The speed in getting the data center equipment in place “is dramatic for an installation of this size,” said Aaron Davis, chief marketing officer for APC. He said that one reason the installation could be done so quickly is that the Infrastruxure data center solution integrates everything—from power and cooling to security and services—with the equipment racks, so everything can be simply rolled into place and connected.
Equally important, Davis said, was that Fraport could build the data center before it had chosen the type of servers to go into it.
“Usually what you find is that people buy the servers and then start thinking about the power,” Davis said. “In this case, they built and powered up the data center before they even chose the servers. The fact that they could wait to choose the servers meant they could get the latest server technology.”
Davis said that one reason Fraport was able to get its data center up and running so quickly is because officials there started from scratch.
“This was a greenfield operation,” he said. “It was a brand new build, so they were able to take a clean-sheet-of-paper approach.”
There also were some internal time pressures, Davis said. “They also had a significant timeline because they had to move very quickly,” he said. “The new CIO was coming on board and was expecting to take on an operational data center.”
He said that many companies would do well—and probably save a significant amount of money in both capital expenses and operational costs—by simply building a new data center rather than to try upgrading their old one.
Wieland said one reason for going with a new data center was so he could have support for the high server density he needs.
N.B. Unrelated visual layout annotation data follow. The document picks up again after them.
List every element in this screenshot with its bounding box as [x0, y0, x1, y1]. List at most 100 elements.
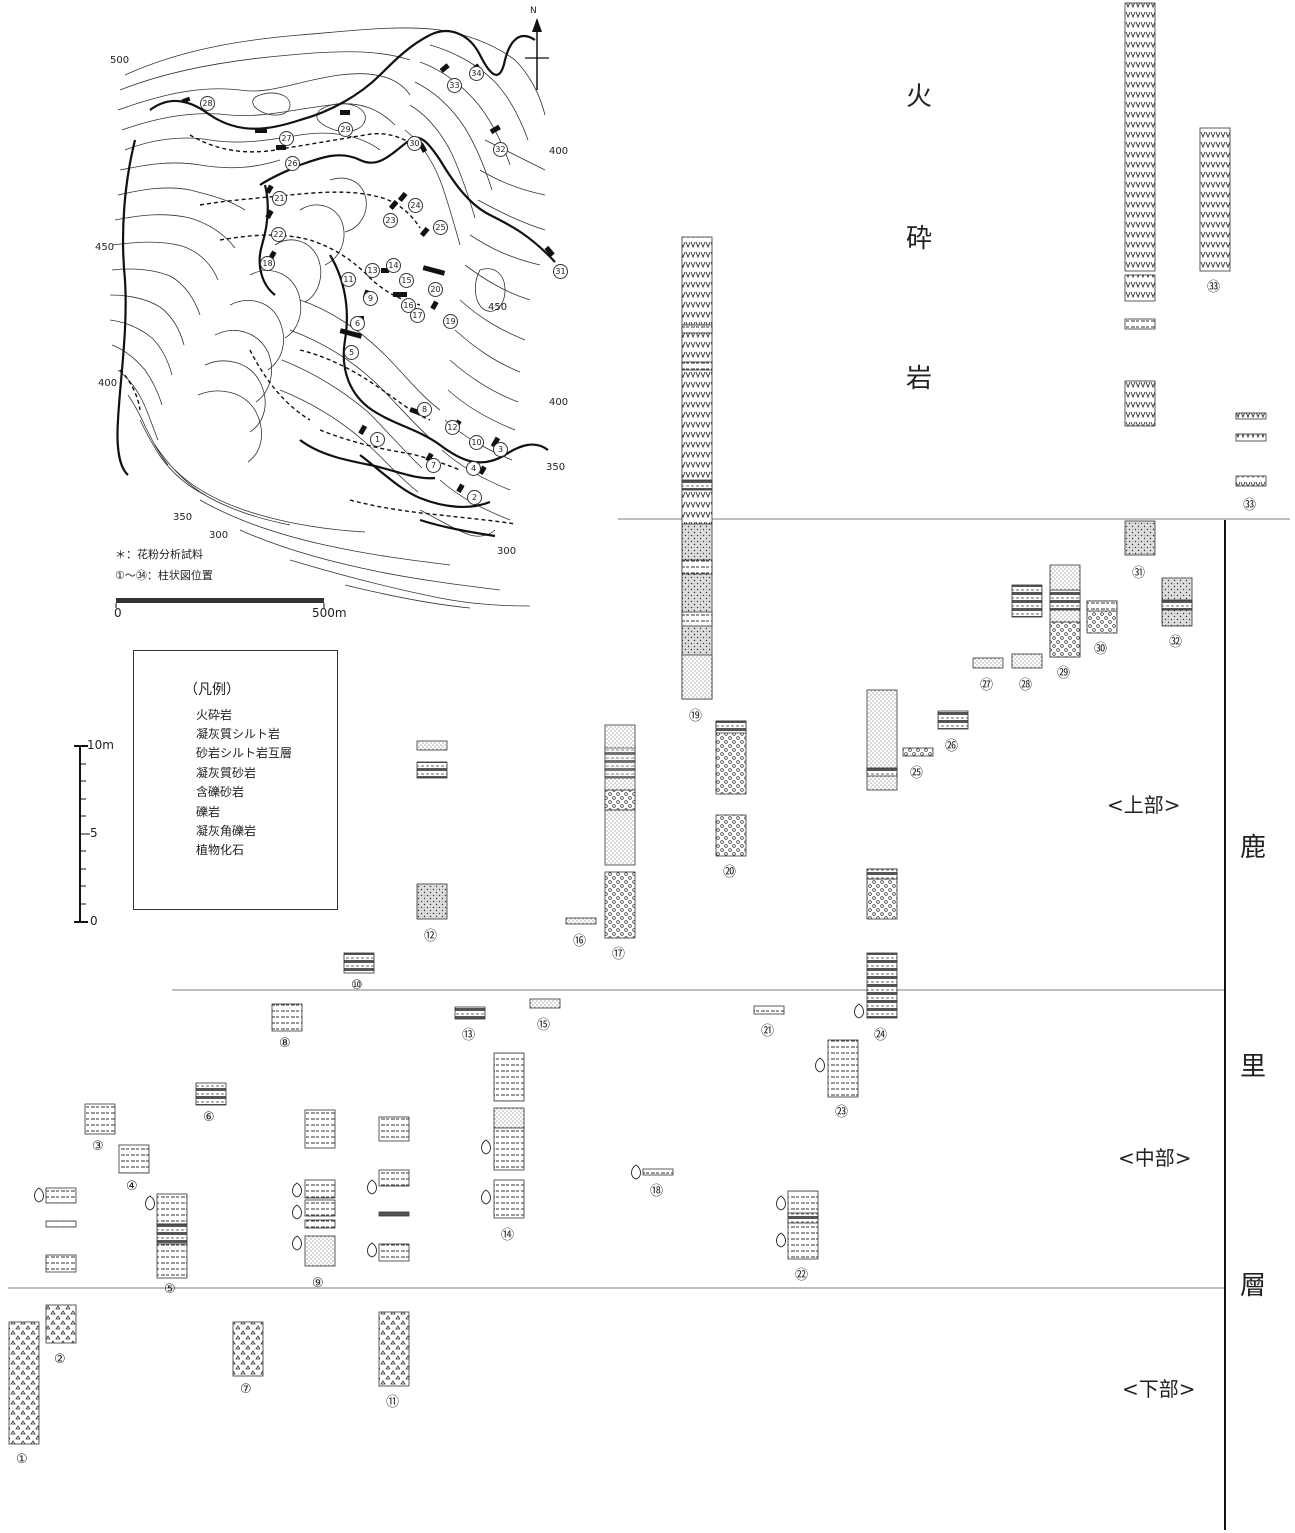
column-11-breccia — [378, 1311, 410, 1387]
column-number-15: ⑮ — [537, 1018, 551, 1033]
formation-label-3: 層 — [1240, 1271, 1267, 1301]
contour-label: 300 — [209, 530, 229, 541]
column-number-6: ⑥ — [203, 1110, 215, 1125]
map-site-33: 33 — [447, 78, 462, 93]
map-site-8: 8 — [417, 402, 432, 417]
column-number-31: ㉛ — [1132, 566, 1146, 581]
column-14-silt — [493, 1052, 525, 1102]
contour-label: 350 — [546, 462, 566, 473]
legend-title: （凡例） — [184, 682, 240, 698]
map-site-14: 14 — [386, 258, 401, 273]
map-site-28: 28 — [200, 96, 215, 111]
note-pollen: ＊：花粉分析試料 — [115, 548, 203, 561]
map-site-21: 21 — [272, 191, 287, 206]
legend-item-pebbly-sandstone: 含礫砂岩 — [196, 784, 245, 799]
north-label: N — [530, 6, 537, 16]
column-number-16: ⑯ — [573, 934, 587, 949]
map-site-26: 26 — [285, 156, 300, 171]
column-5-silt — [156, 1193, 188, 1225]
map-site-11: 11 — [341, 272, 356, 287]
column-number-9: ⑨ — [312, 1276, 324, 1291]
middle-member-label: <中部> — [1118, 1146, 1192, 1170]
legend-item-sandstone: 凝灰質砂岩 — [196, 765, 257, 780]
column-23-silt — [827, 1039, 859, 1098]
legend-item-breccia: 凝灰角礫岩 — [196, 823, 257, 838]
legend-item-alternation: 砂岩シルト岩互層 — [196, 745, 293, 760]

This dictated a move away from the massive traditional water cooling systems in his 1,250-square-meter facility if he was going to have room for the equipment racks he needed. He said he also needed the latest technology in the power management system because it was getting difficult to buy enough “clean” power on the market at prices that are reasonable. As a result, he can use new technology to clean up “dirty” commercial power.
“A data center is a living object,” Wieland said, explaining why he chose a modular approach with the APC equipment rather than more traditional power, cooling and rack systems. “Theres always something different.”